The old URLs will turn to URL-only entries in a site: search, and/or drop to the bottom of the site: listings, and/or drop out of that list over the next few weeks or more. A few will persist for several months. That is never a problem, nothing to worry about, just as the old URL really does return 301 or 404.

The main measure of success is on getting most of the new URLs indexed before all of the old URLs have dropped out of the index. The real measure of success is in keeping the traffic levels stable, and then seeing a rise due to the many improvements in the new CMS.

JS_Harris

7:46 am on Jun 8, 2009 (gmt 0)

WebmasterWorld Senior Member 10+ Year Member Top Contributors Of The Month



Thinking that robots.txt should be used on the old copy of pages you are moving is an easy mistake to make isn't it? I mean, you do want the old pages gone. 301 will remove them and index the new, robots.txt will remove them and block the new for a time.

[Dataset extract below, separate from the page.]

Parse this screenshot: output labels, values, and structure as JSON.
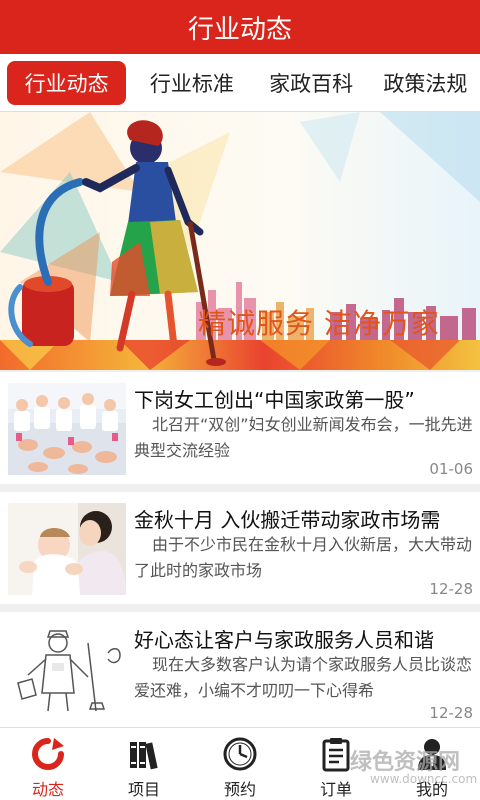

update: 24 hours after making the changes mentioned in the original post Google is indexing the new pages surprisingly quickly. Hopefully it gets them all, time will tell.

[edited by: JS_Harris at 7:47 am (utc) on June 8, 2009]

g1smd

9:07 am on Jun 8, 2009 (gmt 0)

WebmasterWorld Senior Member 10+ Year Member Top Contributors Of The Month



Yes, you do want the old pages gone, but not before the new ones are listed and ranking: otherwise you have no traffic.

The redirect fixes this.

The new pages get listed quite quickly. The old pages get delisted a bit slower. If anyone clicks a link to an old URL they do not get to see that content, they get redirected to the new content.

In the case mentioned above, the robots.txt file was blocking access to all URLs.